Grings 21, Lingor 24, Prinz 63; Mellgren 41
Ewood Park, Blackburn

Germany: Rottenberg; Jones, Minnert, Hingst; Lingor, Carlson, Pohlers, Garefrekes; Mittag (Wimbersky 58), Grings (Smisek 68), Prinz
Norway: Nørdby; Stangeland, Følstad, Stensland, Christensen, Paulsen; Rønning (Knutsen 83), Gulbrandsen; Mellgren, Frantzen (Herlovsen 59), Klaveness (Blystad-Bjerke 87)
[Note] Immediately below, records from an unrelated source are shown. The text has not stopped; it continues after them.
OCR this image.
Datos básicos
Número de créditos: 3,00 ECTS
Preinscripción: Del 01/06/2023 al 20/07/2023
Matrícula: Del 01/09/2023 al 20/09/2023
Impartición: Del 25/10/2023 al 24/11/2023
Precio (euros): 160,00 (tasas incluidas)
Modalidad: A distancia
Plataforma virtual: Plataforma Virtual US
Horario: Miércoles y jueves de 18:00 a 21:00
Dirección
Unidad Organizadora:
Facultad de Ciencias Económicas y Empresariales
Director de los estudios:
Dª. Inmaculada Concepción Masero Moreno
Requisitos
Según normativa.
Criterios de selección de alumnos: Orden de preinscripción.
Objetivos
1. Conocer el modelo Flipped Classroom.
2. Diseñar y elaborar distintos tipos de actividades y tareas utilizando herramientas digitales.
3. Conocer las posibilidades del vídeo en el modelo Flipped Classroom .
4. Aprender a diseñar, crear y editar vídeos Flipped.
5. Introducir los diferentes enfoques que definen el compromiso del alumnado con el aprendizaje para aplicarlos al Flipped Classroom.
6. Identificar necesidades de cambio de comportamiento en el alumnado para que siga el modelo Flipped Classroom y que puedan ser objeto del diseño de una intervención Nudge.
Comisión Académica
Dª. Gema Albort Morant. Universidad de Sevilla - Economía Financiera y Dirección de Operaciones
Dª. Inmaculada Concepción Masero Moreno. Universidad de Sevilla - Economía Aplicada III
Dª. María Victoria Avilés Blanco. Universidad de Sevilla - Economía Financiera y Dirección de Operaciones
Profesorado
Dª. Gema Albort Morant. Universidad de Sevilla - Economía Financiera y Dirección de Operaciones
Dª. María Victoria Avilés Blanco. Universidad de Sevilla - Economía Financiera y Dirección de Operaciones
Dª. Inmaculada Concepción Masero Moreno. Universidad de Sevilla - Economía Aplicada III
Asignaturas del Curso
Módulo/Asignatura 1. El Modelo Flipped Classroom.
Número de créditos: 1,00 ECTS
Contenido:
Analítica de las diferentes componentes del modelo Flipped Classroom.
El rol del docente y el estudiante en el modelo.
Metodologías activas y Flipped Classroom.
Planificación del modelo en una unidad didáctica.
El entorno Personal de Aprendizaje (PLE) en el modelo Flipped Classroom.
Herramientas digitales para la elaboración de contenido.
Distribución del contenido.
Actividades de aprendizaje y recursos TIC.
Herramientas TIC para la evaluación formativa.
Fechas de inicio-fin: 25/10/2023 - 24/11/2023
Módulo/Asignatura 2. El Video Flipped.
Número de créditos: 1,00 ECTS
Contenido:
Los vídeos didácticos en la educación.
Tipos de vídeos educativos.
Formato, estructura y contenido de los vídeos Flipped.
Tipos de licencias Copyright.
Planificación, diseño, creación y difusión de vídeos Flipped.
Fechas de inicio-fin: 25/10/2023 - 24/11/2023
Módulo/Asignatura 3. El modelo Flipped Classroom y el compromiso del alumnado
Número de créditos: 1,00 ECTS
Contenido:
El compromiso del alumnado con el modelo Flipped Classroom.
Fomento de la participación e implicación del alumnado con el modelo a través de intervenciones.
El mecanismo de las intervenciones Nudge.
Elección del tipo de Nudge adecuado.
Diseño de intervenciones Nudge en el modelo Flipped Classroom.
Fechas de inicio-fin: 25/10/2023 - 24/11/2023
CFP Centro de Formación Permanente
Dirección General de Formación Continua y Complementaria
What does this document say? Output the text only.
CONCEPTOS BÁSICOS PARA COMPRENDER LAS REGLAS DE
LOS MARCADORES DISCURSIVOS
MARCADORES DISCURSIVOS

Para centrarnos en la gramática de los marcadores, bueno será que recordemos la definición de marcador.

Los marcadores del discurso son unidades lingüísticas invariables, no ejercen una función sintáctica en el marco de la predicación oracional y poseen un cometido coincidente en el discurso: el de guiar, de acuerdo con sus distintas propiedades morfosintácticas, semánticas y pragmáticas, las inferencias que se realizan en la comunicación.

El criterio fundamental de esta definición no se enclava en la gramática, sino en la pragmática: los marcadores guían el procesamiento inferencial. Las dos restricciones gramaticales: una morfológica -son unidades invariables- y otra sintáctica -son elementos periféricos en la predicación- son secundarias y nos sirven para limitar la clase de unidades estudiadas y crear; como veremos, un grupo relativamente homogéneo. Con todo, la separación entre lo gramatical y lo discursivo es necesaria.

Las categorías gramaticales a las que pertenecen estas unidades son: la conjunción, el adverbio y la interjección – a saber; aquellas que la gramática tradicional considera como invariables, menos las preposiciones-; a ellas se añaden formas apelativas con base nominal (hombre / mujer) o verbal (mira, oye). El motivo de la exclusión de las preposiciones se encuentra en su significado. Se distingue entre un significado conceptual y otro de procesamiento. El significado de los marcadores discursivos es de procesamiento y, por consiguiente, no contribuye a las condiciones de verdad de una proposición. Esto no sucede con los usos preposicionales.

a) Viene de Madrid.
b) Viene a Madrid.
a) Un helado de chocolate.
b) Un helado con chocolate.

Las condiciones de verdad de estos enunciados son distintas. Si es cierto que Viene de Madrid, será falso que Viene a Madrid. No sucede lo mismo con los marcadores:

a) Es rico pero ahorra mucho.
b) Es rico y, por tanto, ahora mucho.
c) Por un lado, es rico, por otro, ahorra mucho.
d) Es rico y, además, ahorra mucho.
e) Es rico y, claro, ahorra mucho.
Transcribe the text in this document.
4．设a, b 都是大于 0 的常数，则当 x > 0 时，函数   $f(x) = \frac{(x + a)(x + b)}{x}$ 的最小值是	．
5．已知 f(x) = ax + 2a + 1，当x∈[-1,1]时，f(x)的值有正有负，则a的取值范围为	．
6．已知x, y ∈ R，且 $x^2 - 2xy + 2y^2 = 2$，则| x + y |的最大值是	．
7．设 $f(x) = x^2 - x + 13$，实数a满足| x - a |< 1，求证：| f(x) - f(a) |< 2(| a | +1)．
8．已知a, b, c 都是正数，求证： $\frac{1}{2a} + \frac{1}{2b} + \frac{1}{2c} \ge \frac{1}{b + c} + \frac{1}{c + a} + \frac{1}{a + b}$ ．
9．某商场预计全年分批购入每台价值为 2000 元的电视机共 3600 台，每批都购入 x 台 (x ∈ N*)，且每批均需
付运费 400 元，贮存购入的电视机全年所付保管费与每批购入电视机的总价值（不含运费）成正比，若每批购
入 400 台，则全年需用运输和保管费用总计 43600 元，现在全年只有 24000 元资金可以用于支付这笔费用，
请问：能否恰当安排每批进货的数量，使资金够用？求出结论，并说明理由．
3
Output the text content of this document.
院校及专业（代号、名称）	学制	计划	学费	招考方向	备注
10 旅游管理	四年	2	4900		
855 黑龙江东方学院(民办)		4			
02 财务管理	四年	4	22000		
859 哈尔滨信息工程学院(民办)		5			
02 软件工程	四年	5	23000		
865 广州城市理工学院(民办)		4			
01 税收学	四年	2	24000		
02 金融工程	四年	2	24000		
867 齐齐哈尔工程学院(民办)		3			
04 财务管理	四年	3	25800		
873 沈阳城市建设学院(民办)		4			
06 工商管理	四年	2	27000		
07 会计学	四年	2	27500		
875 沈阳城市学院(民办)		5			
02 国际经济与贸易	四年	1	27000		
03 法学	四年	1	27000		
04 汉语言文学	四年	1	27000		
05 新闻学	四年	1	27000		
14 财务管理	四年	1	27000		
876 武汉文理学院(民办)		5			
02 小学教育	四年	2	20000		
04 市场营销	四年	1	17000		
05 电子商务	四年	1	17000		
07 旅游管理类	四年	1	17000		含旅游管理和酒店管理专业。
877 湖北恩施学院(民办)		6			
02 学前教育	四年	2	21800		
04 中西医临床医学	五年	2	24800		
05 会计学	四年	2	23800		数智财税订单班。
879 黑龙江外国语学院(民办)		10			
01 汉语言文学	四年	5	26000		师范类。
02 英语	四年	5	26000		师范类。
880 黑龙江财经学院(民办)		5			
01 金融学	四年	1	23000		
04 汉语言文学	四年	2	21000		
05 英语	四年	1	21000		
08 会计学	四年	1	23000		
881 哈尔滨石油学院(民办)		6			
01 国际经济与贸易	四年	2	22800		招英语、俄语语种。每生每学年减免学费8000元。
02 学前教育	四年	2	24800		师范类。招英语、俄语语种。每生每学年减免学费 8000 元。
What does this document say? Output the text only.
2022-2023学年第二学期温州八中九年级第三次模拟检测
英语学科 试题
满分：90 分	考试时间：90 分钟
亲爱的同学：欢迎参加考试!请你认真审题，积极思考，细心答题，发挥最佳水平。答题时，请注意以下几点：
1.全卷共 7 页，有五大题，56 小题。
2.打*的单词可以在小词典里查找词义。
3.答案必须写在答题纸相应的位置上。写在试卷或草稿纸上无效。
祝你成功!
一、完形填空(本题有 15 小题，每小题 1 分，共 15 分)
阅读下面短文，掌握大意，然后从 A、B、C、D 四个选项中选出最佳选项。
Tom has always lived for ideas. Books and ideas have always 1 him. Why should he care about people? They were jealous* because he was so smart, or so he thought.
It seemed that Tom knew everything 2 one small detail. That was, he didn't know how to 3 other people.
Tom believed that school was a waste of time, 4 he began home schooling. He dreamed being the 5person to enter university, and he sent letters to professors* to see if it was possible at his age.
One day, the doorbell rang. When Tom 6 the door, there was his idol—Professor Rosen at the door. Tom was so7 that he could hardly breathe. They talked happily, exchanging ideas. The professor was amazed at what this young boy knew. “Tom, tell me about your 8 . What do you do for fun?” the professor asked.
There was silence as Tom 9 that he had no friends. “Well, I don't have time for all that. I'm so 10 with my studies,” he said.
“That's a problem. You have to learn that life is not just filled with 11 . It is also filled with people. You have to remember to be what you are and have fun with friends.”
Inka Grings, Renate Lingor and, again, Prinz were on target as Germany coach Tina Theune-Meyer bowed out in glory.

2009: England 2-6 Germany

Watch the best 2009 Women’s EURO goals

Carney 24, K Smith 55; Prinz 20 76, Behringer 22, Kulig 51, Grings 62 73
Helsinki Olympic Stadium, Helsinki

England: Brown; Stoney, Asante, F White, A Scott; Carney, Chapman (Westwood 86), Williams, J Scott, Aluko (Sanderson 81); K Smith
Germany: Angerer; Peter, Bartuslak, Krahn, Bresonik; Behringer (Sašić 60), Laudehr, Kulig, Garefrekes (Alushi 83); Prinz, Grings

Germany clinched a fifth European title in a row but were pushed hard by a spirited England side until a decisive three-goal burst.

2013: Germany 1-0 Norway

Five stunning strikes from Women’s EURO 2013

Mittag 49
Friends Arena, Solna

Germany: Angerer; Maier, Krahn, Bartuslak, Cramer; Lotzen (Mittag 46), Kessler, Goessling, Laudehr (Schmidt 77); Maroszán, Sašić
Norway: Hjelmseth; Mjelde, Rønning, Grødum (Kaurin 85), Akerhaugen; Graham Hansen, Gulbdrandsen (Thorsnes 68), Stensland (Isaksen 76), Dekkerhus, Minde; Hegerberg

Nadine Angerer saved a penalty in either half and substitute Anja Mittag hit the winner as the holders claimed their sixth consecutive European title

2017: Netherlands 4-2 Denmark

Women’s EURO 2017: Watch all 68 goals

Miedema 10 89, Martens 28, Spitse 51; Nadim 6pen, Harder 33
FC Twente Stadion, Enschede

Netherlands: Van Veenendaal; Van Lunteren (Janssen 57), Dekker, Van der Gragt, Van Es (Van den Berg 90+4); Groenen, Van de Donk, Spitse; Van de Sanden (Jansen 90), Miedema, Martens
Denmark: Petersen; Nielsen, Boye Sørensen (Røddik 77), Larsen, Sandvej; Troelsgaard, Kildemoes (Thøgersen 61), Pedersen (Christiansen 82), Veje; Harder, Nadim

Nadia Nadim's early penalty gave the hosts a scare, it was 2-2 by the break, before second-half goals from Sherida Spitse and Vivianne Miedema settled the game.